A CEO's guide to Disaster Recovery
A few years ago, I got a call at 3:01am. My guess was that lottery winners only get informed during office hours, so I was expecting bad news! Sure enough, our primary data centre site had gone off-line due to a major power failure. This had taken down both primary and backup power feeds, so recovery was going to take some time. That primary site had been set up with a fault tolerant, high availability (HA) setup with dual servers. However, in this case the entire data centre had failed, so we were beyond normal HA. It is this type of scenario that people normally call on their Disaster Recovery setup.
The company ran critical systems for thousands of customers, so of course we had a plan. We failed over to our 2nd data centre site which was automatically kept up to date using database synchronisation. All would have been fine, but then two hard disk failures took down another server. Thankfully the second server at that site continued to operate, so we kept all systems online for customers. However, the only thing between us and customer facing data loss was the final working server plus the extra backup server I had set up as an additional protection for DR. Despite this It was a stressful night.

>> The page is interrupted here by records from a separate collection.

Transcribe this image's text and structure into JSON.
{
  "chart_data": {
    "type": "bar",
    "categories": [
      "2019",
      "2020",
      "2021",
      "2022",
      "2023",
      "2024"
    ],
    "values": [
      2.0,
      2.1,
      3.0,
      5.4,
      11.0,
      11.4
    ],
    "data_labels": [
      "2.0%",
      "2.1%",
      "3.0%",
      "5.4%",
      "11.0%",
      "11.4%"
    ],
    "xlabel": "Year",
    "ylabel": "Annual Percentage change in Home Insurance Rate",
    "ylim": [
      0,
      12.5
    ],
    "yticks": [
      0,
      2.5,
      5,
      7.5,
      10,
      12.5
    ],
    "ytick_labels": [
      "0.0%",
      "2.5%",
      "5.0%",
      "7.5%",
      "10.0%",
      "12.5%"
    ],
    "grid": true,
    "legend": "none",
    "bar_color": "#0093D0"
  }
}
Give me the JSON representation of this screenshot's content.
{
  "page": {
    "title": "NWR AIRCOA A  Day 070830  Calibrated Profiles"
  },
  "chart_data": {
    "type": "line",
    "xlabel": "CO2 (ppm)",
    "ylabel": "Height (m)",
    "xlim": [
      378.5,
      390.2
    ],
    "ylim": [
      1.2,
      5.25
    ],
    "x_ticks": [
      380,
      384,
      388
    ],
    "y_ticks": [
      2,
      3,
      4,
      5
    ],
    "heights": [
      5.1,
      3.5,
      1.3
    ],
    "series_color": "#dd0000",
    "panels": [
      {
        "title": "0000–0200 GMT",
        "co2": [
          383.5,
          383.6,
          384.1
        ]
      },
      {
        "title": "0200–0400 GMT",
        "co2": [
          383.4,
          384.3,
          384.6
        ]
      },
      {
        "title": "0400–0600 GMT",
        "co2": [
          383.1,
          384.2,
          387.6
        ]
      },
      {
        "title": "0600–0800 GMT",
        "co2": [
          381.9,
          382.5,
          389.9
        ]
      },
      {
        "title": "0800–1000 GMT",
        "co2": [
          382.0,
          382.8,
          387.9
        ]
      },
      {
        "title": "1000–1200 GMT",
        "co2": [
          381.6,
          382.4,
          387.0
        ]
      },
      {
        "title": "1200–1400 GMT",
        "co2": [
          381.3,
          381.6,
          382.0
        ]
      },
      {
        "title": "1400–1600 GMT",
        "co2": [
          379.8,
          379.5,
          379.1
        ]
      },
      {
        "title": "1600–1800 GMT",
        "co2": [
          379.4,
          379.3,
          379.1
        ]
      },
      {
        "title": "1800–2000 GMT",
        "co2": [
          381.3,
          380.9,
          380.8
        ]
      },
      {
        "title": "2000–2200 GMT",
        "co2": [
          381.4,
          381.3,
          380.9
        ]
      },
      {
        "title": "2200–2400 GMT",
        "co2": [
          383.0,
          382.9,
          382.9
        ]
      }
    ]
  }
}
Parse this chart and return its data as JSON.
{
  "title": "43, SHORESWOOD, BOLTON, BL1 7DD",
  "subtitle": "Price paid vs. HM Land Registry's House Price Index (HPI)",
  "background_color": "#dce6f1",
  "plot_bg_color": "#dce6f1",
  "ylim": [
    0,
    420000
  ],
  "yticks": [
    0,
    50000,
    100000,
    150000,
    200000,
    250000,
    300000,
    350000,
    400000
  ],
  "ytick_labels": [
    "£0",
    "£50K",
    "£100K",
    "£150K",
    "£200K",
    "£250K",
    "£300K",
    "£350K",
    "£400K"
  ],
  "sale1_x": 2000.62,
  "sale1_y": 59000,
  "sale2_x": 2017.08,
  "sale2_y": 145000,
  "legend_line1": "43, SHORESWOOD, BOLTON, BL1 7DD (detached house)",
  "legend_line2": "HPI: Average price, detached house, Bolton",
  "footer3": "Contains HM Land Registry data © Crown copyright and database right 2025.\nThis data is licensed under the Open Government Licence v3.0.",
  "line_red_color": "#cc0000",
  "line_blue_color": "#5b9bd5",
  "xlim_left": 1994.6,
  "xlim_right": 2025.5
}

This was a well architected setup with multiple levels of fault tolerance, but circumstances had blown through several layers in quick succession:
- Primary site server A - taken out due to data centre power failure
- Primary site server B - taken out due to the same data centre power failure
- Secondary site server A - taken out due to 2 hard disk failures
- Secondary site server B - continued to operate
- Backup server C - continued to operate
Imagine sitting down with your PR or communications team drafting a statement to customers. Which of these two scenarios would you prefer not to face:
A) a brief service outage; or
B) a brief outage, but having lost some customer transactions…irrecoverably!
It’s one thing having service interruption, but quite another facing the prospect of losing any customer data. Whether IT forms part of your product or server, or is a support function to your main business, customers quite rightly need to be able to trust your business. Whereas a service interruption might be annoying for customers, losing their data will certainly hurt your customer retention numbers.
If DR were simply an insurance policy, then the payback would be to save you time on getting systems back up and running, but once you have considered the cost of damage to reputation or brand, you might reassess the risk and business impact of failure. When planning DR expenditure, think this through and make sure you fully understand the potential risks and are comfortable they are appropriate. It’s easy to believe you have this covered because you spent the money on a backup server, but make sure it is protecting you for your worst case scenario.